Assume we have a positive (so that we can take the square-root by functional calculus) self-adjoint operator $H: D(H) \subset \mathcal{H} \rightarrow \mathcal{H},$ then we can define $V:=D(H^{\frac{1}{2}})$ and denote by $V^*$ the dual to $V$ w.r.t. to the $\mathcal{H}-$ inner-product, i.e. $V \subset \mathcal{H} \subset V^*.$ Now, I read that one can show that $H$ extends to a continuous operator $L(V,V^*).$
But I don't fully see how this construction works, can anybody give me a view details on this?
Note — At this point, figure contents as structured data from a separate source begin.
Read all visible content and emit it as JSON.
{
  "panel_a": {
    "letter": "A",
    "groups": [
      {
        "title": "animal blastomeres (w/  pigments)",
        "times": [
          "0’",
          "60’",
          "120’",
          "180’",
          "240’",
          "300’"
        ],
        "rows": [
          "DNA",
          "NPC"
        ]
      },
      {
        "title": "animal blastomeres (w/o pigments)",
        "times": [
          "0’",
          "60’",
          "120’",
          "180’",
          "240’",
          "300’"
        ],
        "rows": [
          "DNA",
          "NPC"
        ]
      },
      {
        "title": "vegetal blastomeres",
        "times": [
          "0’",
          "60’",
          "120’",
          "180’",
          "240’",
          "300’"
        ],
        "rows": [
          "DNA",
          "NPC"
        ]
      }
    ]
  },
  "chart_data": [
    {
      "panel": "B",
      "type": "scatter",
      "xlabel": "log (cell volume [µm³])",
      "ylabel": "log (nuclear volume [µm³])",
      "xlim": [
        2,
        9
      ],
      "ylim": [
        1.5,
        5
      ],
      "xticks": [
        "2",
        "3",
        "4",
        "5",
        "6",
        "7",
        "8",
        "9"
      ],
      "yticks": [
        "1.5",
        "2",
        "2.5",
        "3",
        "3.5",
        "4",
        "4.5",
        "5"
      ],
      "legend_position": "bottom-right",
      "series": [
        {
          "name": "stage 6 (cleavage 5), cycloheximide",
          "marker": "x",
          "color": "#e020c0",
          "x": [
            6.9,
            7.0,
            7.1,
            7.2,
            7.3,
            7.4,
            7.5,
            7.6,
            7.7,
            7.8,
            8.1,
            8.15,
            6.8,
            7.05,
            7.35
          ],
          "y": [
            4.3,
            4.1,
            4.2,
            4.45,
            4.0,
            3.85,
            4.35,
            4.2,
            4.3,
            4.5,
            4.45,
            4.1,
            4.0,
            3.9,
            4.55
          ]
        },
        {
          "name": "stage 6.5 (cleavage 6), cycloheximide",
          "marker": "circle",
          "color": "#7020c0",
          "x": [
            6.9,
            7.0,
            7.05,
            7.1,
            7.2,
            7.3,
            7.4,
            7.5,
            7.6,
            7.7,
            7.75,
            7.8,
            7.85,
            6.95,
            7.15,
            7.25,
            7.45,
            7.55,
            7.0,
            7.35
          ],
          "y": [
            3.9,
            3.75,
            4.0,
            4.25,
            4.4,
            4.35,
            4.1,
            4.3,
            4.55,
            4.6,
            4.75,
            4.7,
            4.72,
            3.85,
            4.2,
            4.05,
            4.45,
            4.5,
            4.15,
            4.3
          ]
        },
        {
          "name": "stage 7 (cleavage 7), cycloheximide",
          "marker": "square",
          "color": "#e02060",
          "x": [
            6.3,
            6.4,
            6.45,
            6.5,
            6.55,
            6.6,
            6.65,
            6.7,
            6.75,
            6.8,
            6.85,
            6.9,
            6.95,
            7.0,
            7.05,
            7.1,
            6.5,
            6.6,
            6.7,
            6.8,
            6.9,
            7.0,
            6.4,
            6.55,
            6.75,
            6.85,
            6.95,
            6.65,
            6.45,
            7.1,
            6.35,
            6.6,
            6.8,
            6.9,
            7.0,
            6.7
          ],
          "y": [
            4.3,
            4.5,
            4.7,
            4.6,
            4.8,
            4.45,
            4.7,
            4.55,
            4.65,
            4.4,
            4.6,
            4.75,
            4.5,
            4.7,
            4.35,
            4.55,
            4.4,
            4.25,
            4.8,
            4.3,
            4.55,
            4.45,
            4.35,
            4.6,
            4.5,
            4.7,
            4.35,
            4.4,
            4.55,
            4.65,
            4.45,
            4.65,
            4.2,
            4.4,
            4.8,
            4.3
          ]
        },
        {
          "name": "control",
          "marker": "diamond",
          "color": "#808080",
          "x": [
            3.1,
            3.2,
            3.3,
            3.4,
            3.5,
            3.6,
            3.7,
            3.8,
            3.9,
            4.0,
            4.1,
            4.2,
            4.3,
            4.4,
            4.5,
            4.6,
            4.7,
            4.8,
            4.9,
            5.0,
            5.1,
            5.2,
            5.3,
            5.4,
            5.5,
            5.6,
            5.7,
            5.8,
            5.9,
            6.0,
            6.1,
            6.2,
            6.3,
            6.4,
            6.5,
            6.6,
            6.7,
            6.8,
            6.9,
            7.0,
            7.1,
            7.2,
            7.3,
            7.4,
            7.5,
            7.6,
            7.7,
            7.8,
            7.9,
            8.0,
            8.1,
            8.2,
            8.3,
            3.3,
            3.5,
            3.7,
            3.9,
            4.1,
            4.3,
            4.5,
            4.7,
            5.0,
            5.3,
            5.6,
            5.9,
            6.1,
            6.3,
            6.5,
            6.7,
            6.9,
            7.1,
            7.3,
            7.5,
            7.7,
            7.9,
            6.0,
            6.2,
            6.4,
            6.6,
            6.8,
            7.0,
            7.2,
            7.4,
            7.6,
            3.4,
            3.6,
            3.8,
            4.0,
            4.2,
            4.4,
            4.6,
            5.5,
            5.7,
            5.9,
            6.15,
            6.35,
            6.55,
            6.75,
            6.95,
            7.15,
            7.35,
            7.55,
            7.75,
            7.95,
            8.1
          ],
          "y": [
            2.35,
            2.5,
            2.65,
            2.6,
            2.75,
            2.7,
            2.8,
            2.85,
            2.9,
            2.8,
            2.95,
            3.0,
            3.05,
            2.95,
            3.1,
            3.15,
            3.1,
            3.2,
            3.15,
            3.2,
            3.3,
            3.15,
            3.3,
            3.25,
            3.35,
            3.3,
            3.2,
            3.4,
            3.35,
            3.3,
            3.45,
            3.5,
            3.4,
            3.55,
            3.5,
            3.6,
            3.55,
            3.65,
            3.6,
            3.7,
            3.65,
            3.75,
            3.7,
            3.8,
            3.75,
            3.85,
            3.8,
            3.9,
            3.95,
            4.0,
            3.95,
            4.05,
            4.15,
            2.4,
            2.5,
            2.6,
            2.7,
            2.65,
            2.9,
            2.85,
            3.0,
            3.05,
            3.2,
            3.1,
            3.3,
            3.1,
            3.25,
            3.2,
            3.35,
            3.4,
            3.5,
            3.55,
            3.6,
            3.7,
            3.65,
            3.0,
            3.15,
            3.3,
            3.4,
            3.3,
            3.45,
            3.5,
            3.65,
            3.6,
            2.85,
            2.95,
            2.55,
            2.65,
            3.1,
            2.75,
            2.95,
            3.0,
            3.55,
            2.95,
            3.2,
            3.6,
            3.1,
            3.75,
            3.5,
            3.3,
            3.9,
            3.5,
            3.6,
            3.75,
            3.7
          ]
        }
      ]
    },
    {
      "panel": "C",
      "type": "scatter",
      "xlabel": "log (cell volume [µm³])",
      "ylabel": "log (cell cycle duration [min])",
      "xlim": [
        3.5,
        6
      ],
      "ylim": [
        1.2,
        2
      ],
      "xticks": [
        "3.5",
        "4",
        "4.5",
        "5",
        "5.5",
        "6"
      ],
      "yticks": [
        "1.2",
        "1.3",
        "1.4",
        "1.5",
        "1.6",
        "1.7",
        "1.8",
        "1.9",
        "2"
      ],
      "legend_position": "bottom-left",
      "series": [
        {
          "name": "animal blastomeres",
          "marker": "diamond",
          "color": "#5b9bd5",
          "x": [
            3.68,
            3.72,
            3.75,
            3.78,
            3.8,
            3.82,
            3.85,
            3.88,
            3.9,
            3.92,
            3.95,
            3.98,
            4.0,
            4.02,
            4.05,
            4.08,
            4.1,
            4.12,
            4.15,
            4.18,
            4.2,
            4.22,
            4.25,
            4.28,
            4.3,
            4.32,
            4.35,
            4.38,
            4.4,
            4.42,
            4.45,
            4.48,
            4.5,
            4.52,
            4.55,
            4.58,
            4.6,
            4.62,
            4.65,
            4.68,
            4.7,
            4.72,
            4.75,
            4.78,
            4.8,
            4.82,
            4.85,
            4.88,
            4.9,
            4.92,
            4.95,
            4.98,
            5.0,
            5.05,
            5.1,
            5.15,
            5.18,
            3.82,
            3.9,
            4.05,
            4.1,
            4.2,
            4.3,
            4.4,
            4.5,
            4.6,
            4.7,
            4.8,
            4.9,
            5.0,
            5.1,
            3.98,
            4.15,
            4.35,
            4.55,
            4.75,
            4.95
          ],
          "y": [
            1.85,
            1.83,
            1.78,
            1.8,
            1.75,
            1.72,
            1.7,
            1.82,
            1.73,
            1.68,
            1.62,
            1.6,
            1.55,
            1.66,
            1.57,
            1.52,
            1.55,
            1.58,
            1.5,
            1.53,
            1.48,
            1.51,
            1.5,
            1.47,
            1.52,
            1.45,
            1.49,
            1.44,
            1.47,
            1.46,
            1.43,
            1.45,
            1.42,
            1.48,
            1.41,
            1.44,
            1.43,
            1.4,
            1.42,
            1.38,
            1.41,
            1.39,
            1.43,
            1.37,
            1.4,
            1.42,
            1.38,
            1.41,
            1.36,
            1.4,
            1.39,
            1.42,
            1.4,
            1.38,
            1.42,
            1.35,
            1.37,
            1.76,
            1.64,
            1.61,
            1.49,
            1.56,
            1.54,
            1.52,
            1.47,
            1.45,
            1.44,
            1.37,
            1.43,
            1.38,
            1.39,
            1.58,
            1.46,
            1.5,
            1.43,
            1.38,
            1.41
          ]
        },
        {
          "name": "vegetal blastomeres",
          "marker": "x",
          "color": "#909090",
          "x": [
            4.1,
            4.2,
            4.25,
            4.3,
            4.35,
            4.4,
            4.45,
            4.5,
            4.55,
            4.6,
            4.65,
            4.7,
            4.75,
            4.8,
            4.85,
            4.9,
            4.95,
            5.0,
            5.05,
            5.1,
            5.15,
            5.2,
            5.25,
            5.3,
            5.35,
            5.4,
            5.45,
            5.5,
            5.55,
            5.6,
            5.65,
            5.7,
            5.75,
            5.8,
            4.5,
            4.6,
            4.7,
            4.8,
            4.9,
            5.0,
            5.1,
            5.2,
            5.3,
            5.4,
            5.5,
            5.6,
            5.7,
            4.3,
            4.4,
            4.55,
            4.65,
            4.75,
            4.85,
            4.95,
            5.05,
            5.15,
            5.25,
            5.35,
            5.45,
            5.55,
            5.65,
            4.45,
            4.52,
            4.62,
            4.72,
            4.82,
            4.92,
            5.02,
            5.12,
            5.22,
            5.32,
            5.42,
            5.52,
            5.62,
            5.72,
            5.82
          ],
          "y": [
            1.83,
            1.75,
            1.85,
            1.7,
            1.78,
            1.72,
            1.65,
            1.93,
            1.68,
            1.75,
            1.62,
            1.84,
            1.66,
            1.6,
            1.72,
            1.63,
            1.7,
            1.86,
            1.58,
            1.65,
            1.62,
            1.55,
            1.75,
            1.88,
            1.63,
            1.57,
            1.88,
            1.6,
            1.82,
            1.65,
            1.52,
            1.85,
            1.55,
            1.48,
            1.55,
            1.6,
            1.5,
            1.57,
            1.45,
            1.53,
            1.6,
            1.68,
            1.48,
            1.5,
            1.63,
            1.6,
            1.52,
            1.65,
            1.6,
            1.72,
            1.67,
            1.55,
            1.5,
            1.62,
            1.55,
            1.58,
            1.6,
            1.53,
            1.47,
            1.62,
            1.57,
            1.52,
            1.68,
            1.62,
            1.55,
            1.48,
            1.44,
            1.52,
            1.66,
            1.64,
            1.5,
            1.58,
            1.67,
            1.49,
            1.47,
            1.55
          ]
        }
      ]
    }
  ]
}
$V^{*}=$ completion of $D\left(H\right)$ w.r.t. \begin{eqnarray*} \left\Vert x\right\Vert _{V^{*}} & := & \left\Vert H^{-1/2}x\right\Vert ,\;x\in D\left(H\right). \end{eqnarray*} For $x\in D\left(H\right)$, \begin{eqnarray*} \left\Vert x\right\Vert _{V} & = & \left\Vert H^{1/2}x\right\Vert \\ \left\Vert Hx\right\Vert _{V^{*}} & = & \left\Vert H^{-1/2}Hx\right\Vert =\left\Vert H^{1/2}x\right\Vert , \end{eqnarray*} i.e., isometric; and $D\left(H\right)$ is dense in $V$ and $V^{*}$. So $H$ extends to $L\left(V,V^{*}\right)$.